In de Engelse grammatica, de basisvormvan een werkwoord is de eenvoudigste vorm. Deze bestaan zonder een speciaal einde of achtervoegsel op zichzelf, maar kunnen worden gewijzigd en toegevoegd aan verschillende gebruiken en tijden. De basisvorm van een werkwoord is wat wordt weergegeven in woordenboekitems.
De basisvorm is ook bekend als de gewone vorm, eenvoudige vorm of stengel. Lees hier hoe basiswerkwoorden worden gebruikt en gewijzigd.
Basiswerkwoorden werken in de tegenwoordige tijd voor eerste en tweede persoon enkelvoudsperspectieven (Ik loop en Jij loopt) evenals alle meervoudige perspectieven (Wij lopen, jij loopt, en Zij lopen). Met andere woorden, de basisvorm dient als de tegenwoordige tijdvorm voor alle personen en getallen behalve de derde persoon enkelvoud, waarvoor de -s eindigend (Hij loopt, zij loopt, en Hij loopt). Extra werkwoorden kunnen worden gemaakt door voorvoegsels aan een basiswerkwoord toe te voegen, zoals in over-Gooi en unDoen.

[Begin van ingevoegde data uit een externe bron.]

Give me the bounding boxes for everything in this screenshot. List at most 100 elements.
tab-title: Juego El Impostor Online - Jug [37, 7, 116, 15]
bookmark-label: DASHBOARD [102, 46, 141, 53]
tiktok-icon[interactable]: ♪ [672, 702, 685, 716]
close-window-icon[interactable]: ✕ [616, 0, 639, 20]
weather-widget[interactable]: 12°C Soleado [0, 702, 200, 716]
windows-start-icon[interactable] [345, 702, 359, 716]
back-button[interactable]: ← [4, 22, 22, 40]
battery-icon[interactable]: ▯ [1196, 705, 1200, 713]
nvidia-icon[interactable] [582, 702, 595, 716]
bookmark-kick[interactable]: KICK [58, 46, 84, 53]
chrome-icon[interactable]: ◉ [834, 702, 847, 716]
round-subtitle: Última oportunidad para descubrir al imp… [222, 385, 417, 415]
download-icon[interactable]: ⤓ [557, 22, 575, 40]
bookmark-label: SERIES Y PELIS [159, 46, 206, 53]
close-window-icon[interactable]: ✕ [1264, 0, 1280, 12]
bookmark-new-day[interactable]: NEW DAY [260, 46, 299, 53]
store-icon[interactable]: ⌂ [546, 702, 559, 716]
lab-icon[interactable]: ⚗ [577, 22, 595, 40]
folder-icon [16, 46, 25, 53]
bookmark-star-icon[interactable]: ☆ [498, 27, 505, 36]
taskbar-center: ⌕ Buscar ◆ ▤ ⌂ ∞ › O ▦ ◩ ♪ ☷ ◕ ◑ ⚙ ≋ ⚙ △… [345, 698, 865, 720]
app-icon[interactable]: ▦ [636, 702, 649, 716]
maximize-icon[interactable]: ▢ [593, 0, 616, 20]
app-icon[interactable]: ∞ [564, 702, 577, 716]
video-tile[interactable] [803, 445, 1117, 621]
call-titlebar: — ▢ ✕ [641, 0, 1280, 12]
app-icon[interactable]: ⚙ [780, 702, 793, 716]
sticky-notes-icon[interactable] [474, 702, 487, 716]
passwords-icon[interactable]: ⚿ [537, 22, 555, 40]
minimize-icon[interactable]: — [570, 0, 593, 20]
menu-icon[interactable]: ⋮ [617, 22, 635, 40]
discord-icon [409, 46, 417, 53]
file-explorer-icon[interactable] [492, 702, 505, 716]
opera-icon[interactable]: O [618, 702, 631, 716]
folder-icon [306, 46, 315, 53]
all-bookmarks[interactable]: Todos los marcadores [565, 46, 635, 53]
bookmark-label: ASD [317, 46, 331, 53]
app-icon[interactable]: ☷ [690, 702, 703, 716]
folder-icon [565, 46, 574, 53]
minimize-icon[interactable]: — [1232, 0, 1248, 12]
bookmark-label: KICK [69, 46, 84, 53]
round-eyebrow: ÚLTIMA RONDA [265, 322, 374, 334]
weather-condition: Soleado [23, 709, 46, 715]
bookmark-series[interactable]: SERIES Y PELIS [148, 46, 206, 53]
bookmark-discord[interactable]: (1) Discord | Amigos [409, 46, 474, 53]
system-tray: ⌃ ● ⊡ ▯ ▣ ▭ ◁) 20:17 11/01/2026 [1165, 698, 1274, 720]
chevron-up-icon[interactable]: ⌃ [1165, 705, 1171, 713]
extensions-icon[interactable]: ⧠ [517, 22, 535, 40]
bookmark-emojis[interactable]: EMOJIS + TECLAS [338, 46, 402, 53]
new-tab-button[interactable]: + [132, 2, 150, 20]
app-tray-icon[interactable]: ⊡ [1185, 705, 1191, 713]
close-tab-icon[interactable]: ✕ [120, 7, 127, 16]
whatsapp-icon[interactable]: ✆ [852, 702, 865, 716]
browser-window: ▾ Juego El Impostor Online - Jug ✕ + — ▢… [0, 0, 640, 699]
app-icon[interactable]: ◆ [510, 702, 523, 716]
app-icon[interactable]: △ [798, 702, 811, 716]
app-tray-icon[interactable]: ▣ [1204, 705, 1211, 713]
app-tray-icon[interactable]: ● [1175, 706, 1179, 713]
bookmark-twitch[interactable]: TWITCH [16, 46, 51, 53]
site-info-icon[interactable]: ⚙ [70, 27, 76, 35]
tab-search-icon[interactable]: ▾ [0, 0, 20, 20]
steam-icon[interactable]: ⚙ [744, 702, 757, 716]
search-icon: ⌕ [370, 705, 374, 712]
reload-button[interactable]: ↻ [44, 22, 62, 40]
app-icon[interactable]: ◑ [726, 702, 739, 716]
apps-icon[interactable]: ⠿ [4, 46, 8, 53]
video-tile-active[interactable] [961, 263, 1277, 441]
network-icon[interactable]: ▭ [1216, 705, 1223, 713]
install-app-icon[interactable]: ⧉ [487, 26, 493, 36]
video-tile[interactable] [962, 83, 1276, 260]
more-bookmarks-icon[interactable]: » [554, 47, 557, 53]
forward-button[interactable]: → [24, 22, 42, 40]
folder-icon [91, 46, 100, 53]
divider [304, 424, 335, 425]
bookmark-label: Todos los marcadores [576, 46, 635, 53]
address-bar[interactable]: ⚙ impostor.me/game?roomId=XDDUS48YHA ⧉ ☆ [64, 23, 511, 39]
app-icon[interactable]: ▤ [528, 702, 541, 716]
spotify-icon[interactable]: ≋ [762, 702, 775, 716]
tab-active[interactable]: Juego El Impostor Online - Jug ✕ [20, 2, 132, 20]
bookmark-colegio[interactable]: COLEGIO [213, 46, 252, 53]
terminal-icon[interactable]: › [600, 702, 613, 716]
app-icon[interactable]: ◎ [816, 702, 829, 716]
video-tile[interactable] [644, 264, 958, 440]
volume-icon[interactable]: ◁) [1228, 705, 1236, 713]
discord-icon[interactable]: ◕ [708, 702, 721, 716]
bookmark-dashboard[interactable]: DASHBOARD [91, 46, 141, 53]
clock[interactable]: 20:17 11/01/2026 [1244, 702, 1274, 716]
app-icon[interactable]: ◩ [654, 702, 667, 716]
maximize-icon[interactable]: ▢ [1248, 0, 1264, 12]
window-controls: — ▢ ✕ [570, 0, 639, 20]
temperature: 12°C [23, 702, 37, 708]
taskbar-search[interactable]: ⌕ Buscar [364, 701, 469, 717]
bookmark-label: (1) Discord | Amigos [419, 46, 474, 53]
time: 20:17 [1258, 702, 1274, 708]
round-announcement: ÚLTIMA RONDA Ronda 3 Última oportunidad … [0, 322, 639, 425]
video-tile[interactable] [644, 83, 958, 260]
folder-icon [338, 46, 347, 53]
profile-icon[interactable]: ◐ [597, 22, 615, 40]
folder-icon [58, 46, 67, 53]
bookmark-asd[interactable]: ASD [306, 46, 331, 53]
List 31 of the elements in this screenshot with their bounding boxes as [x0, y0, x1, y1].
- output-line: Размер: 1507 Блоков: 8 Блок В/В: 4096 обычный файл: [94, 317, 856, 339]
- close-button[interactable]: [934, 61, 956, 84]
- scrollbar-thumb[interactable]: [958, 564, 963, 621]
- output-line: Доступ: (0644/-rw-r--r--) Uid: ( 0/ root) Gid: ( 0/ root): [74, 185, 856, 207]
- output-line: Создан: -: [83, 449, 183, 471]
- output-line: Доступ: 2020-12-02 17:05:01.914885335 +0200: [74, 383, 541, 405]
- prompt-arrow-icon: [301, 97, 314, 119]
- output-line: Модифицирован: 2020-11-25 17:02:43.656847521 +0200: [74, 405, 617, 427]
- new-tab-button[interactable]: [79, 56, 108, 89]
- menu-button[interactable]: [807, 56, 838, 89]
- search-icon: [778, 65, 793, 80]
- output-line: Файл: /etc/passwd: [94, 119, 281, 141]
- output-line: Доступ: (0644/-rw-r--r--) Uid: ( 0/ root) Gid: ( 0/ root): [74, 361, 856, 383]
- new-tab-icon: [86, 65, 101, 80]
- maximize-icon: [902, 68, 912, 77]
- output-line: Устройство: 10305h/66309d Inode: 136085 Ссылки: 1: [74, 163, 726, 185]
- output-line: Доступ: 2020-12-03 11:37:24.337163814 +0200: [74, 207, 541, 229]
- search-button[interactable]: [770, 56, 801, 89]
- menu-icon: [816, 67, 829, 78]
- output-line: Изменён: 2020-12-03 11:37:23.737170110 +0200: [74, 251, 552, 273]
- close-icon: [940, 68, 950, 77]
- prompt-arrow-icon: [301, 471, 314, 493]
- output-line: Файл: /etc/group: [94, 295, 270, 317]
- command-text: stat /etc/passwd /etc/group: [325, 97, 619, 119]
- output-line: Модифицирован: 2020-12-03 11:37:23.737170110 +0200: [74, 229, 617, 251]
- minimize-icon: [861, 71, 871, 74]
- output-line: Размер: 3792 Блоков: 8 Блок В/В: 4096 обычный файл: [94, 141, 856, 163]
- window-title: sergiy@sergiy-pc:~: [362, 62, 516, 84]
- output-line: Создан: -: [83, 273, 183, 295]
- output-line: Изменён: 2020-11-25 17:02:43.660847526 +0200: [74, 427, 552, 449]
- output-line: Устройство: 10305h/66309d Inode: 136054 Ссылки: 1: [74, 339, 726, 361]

De basisvorm is zeker niet beperkt tot de tegenwoordige tijd. Het functioneert ook als de infinitief (met of zonder naar-) en het tegenwoordige lidwoord voor alle personen inclusief het derde persoon enkelvoud. Ten slotte wordt de basisvorm gebruikt voor de gebiedende wijs.
Bestudeer deze voorbeelden van basiswerkwoorden in verschillende contexten om hun eenvoudigste toepassingen te begrijpen. In de volgende tijden en vormen, vereisen basisvormen geen toevoegingen of wijzigingen.
De tegenwoordige tijd wordt nu gebruikt voor een actie. Het is een van de meest eenvoudige tijden in het Engels.
De conjunctieve tijd, een vorm die meestal wordt gebruikt in formeel spreken en schrijven, geeft een onbepaalde uitkomst aan.
In het eerste voorbeeld, hoewel de leraar erop staat, kan John weigeren te zingen. In het tweede geval kunnen toeristen ervoor kiezen om de aanbeveling te negeren.
De gebiedende wijs wordt gebruikt voor opdrachten vanuit een tweede persoonsperspectief. Het impliciete onderwerp is dat de luisteraar of lezer het bericht ontvangt. Basiswerkwoorden hoeven niet te worden aangepast om verplicht te worden.
Zoals gezegd, kunnen basiswerkwoorden worden gecombineerd met achtervoegsels en / of worden aangevuld met extra woorden om complexere werkwoorden en zinnen te vormen. "Bouwsteen" basiswerkwoorden kunnen verschillende tijden en scenario's bevatten dan alleen basiswerkwoorden. Hier zijn slechts een paar manieren waarop basiswerkwoorden als bouwstenen worden gebruikt.
Een basiswerkwoord voorafgegaan door "tot" vormt een infinitief werkwoord. De toevoeging van "aan" is de enige vereiste wijziging in deze vorm en het werkwoord zelf hoeft niet te worden gewijzigd.
De onvoltooid verleden tijd wordt gebruikt om een actie te beschrijven die al is voltooid en volledig in het verleden is.
De onvoltooid verleden tijd geeft een actie aan die plaatsvond vóór de meest recente actie in het verleden en is slechts licht in het verleden. Meestal ging "had" vooraf aan basiswerkwoorden in de verleden tijd.
De huidige voortdurende actie vindt nog steeds plaats en is onvolledig. Basiswerkwoorden in deze vorm krijgen een -ing om deelwoorden te worden.
Dezelfde bouwsteenbasiswerkwoorden (deelwoorden) die worden gebruikt in de tegenwoordige ononderbroken tijd kunnen zich vertalen in de toekomstige ononderbroken tijd, een tijd die een ononderbroken actie beschrijft die nog moet plaatsvinden. Merk op dat een modale werkwoorduitdrukking soms voorafgaat aan de werkwoorduitdrukking in deze tijd.
De verleden tijd beschrijft iets dat in het verleden is blijven gebeuren. Merk op hoe dit verschilt van een voltooide actie. Basiswerkwoorden in deze tijd vereisen soms een koppelwerkwoord.
De -ing vorm of het onvoltooid deelwoord van een basiswerkwoord dat als zelfstandig naamwoord wordt gebruikt, wordt een gerund genoemd. Sommige woorden zoals "schilderen" begonnen als gerund en ontwikkelden zich tot zelfstandige naamwoorden. Deze woorden behouden ook hun vermogen om als werkwoorden / gerunds te functioneren.